Learning-theoretic take on:
Belief Revision on Plausibility States
“Irrevocable knowledge” given by partition models is generally criticized in epistemology as representing a unrealistic concept, not fit to represent the knowledge we possess in day-to-day life or in natural sciences. […] We relax our notion of knowledge in order to be generous to the learning agent, not requiring him to achieve an unrealistic standard of certainty: it is enough if his beliefs reliably (and justifiably) converge to full truth.
Baltag, Gierasimczuk & Smets, “Belief Revision as a Truth-tracking Process”

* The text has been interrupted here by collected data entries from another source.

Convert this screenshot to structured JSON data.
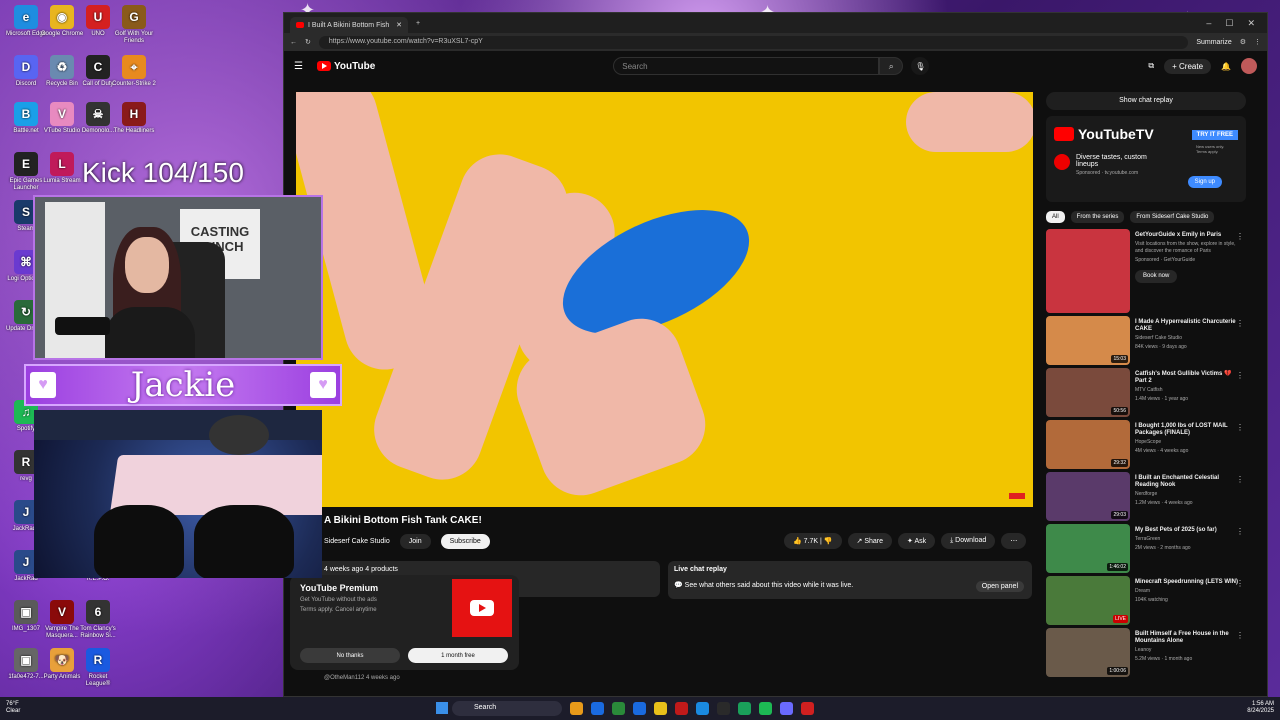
{
  "browser": {
    "tab_title": "I Built A Bikini Bottom Fish",
    "url": "https://www.youtube.com/watch?v=R3uXSL7-cpY",
    "summarize_label": "Summarize"
  },
  "youtube": {
    "logo_text": "YouTube",
    "search_placeholder": "Search",
    "create_label": "Create",
    "video": {
      "title": "A Bikini Bottom Fish Tank CAKE!",
      "channel": "Sideserf Cake Studio",
      "join_label": "Join",
      "subscribe_label": "Subscribe",
      "likes": "7.7K",
      "share_label": "Share",
      "ask_label": "Ask",
      "download_label": "Download",
      "meta": "4 weeks ago  4 products"
    },
    "live_chat": {
      "title": "Live chat replay",
      "text": "See what others said about this video while it was live.",
      "open_label": "Open panel"
    },
    "premium": {
      "title": "YouTube Premium",
      "subtitle": "Get YouTube without the ads",
      "terms": "Terms apply. Cancel anytime",
      "no_label": "No thanks",
      "yes_label": "1 month free"
    },
    "comment_user": "@OtheMan112  4 weeks ago",
    "sidebar": {
      "show_chat_label": "Show chat replay",
      "ad": {
        "brand": "YouTubeTV",
        "try_label": "TRY IT FREE",
        "try_sub": "New users only. Terms apply.",
        "headline": "Diverse tastes, custom lineups",
        "sponsored": "Sponsored · tv.youtube.com",
        "signup_label": "Sign up"
      },
      "chips": [
        "All",
        "From the series",
        "From Sideserf Cake Studio"
      ],
      "recs": [
        {
          "title": "GetYourGuide x Emily in Paris",
          "channel": "Visit locations from the show, explore in style, and discover the romance of Paris",
          "meta": "Sponsored · GetYourGuide",
          "duration": "",
          "book": "Book now",
          "thumb_color": "#c9343f"
        },
        {
          "title": "I Made A Hyperrealistic Charcuterie CAKE",
          "channel": "Sideserf Cake Studio",
          "meta": "84K views · 9 days ago",
          "duration": "15:03",
          "thumb_color": "#d58a4a"
        },
        {
          "title": "Catfish's Most Gullible Victims 💔 Part 2",
          "channel": "MTV Catfish",
          "meta": "1.4M views · 1 year ago",
          "duration": "50:56",
          "thumb_color": "#7a4a3c"
        },
        {
          "title": "I Bought 1,000 lbs of LOST MAIL Packages (FINALE)",
          "channel": "HopeScope",
          "meta": "4M views · 4 weeks ago",
          "duration": "29:32",
          "thumb_color": "#b26a3a"
        },
        {
          "title": "I Built an Enchanted Celestial Reading Nook",
          "channel": "Nerdforge",
          "meta": "1.2M views · 4 weeks ago",
          "duration": "29:03",
          "thumb_color": "#5a3a6a"
        },
        {
          "title": "My Best Pets of 2025 (so far)",
          "channel": "TerraGreen",
          "meta": "2M views · 2 months ago",
          "duration": "1:46:02",
          "thumb_color": "#3e8a4a"
        },
        {
          "title": "Minecraft Speedrunning (LETS WIN)",
          "channel": "Dream",
          "meta": "104K watching",
          "duration": "LIVE",
          "thumb_color": "#4a7a3a"
        },
        {
          "title": "Built Himself a Free House in the Mountains Alone",
          "channel": "Leanoy",
          "meta": "5.2M views · 1 month ago",
          "duration": "1:00:06",
          "thumb_color": "#6a5a4a"
        }
      ]
    }
  },
  "overlay": {
    "kick_counter": "Kick 104/150",
    "streamer_name": "Jackie",
    "poster_text": "CASTING BUNCH"
  },
  "desktop_icons": [
    {
      "label": "Microsoft Edge",
      "color": "#1f8de0",
      "glyph": "e"
    },
    {
      "label": "Google Chrome",
      "color": "#e8b51f",
      "glyph": "◉"
    },
    {
      "label": "UNO",
      "color": "#d42020",
      "glyph": "U"
    },
    {
      "label": "Golf With Your Friends",
      "color": "#8a5a1a",
      "glyph": "G"
    },
    {
      "label": "Discord",
      "color": "#5865f2",
      "glyph": "D"
    },
    {
      "label": "Recycle Bin",
      "color": "#6a8ab0",
      "glyph": "♻"
    },
    {
      "label": "Call of Duty",
      "color": "#222",
      "glyph": "C"
    },
    {
      "label": "Counter-Strike 2",
      "color": "#e88a1f",
      "glyph": "⌖"
    },
    {
      "label": "Battle.net",
      "color": "#1a9fe8",
      "glyph": "B"
    },
    {
      "label": "VTube Studio",
      "color": "#e88ac0",
      "glyph": "V"
    },
    {
      "label": "Demonolo...",
      "color": "#333",
      "glyph": "☠"
    },
    {
      "label": "The Headliners",
      "color": "#8a1a1a",
      "glyph": "H"
    },
    {
      "label": "Epic Games Launcher",
      "color": "#222",
      "glyph": "E"
    },
    {
      "label": "Lumia Stream",
      "color": "#c01a5a",
      "glyph": "L"
    },
    {
      "label": "Steam",
      "color": "#1a3a6a",
      "glyph": "S"
    },
    {
      "label": "Logi Options+",
      "color": "#6a3ad0",
      "glyph": "⌘"
    },
    {
      "label": "Update Drivers",
      "color": "#2a6a3a",
      "glyph": "↻"
    },
    {
      "label": "Spotify",
      "color": "#1db954",
      "glyph": "♫"
    },
    {
      "label": "revg",
      "color": "#333",
      "glyph": "R"
    },
    {
      "label": "JackRad2",
      "color": "#2a4a8a",
      "glyph": "J"
    },
    {
      "label": "JackRad",
      "color": "#2a4a8a",
      "glyph": "J"
    },
    {
      "label": "R.E.P.O.",
      "color": "#444",
      "glyph": "R"
    },
    {
      "label": "IMG_1307",
      "color": "#5a5a5a",
      "glyph": "▣"
    },
    {
      "label": "Vampire The Masquera...",
      "color": "#8a0a0a",
      "glyph": "V"
    },
    {
      "label": "Tom Clancy's Rainbow Si...",
      "color": "#333",
      "glyph": "6"
    },
    {
      "label": "1fa0e472-7...",
      "color": "#666",
      "glyph": "▣"
    },
    {
      "label": "Party Animals",
      "color": "#e8a03a",
      "glyph": "🐶"
    },
    {
      "label": "Rocket League®",
      "color": "#1a5ae0",
      "glyph": "R"
    }
  ],
  "taskbar": {
    "weather_temp": "76°F",
    "weather_desc": "Clear",
    "search_label": "Search",
    "time": "1:56 AM",
    "date": "8/24/2025",
    "app_colors": [
      "#e89a1a",
      "#1a6ae0",
      "#2a8a3a",
      "#1a6ae0",
      "#e8c01a",
      "#c01a1a",
      "#1a8ae0",
      "#2a2a2a",
      "#1aa05a",
      "#1db954",
      "#6a6aff",
      "#d02020"
    ]
  }
}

In the final lecture we will go through the framework of analyzing the truth-tracking properties of belief revision policies defined on plausibility states. On the side of belief revision we will follow the lines of the semantics of dynamic epistemic logic: beliefs of the agent is the content of those possible worlds that he considers most plausible; the revision results both in the change of the current belief, but can also induce modification of the plausibility order. In this context we will be concerned with the limiting properties of belief-revision understood as learning: identifying the actual world among the initial domain of the epistemic state. We will see that the ability to reliably learn is related to the ability to separate hypotheses by observations; hence, learnability can be viewed as a topological separation property.
The results will concern mostly the conditions for universality of a belief revision policy (i.e., for a belief revision method being as powerful as full identification in the limit). This will lead to identifying factors that influence the (non-)universality of a belief-revision policy: the prior conditions for belief revision (e.g., well-founded plausibility states); type of incoming information (e.g., entirely truthful as opposed to partially erroneous); properties of belief-revision-based learning functions (e.g., conservatism).
Baltag, A., Gierasimczuk, N., and Smets, S. (2011). Belief Revision as a Truth-Tracking Process, in: Krzysztof R. Apt (Ed.): Proceedings of the 13th Conference on Theoretical Aspects of Rationality and Knowledge (TARK-2011), ACM 2011.
Gierasimczuk, N. (2010). Knowing One’s Limits. Logical Analysis of Inductive Inference (Chapter 4), PhD Thesis, University of Amsterdam.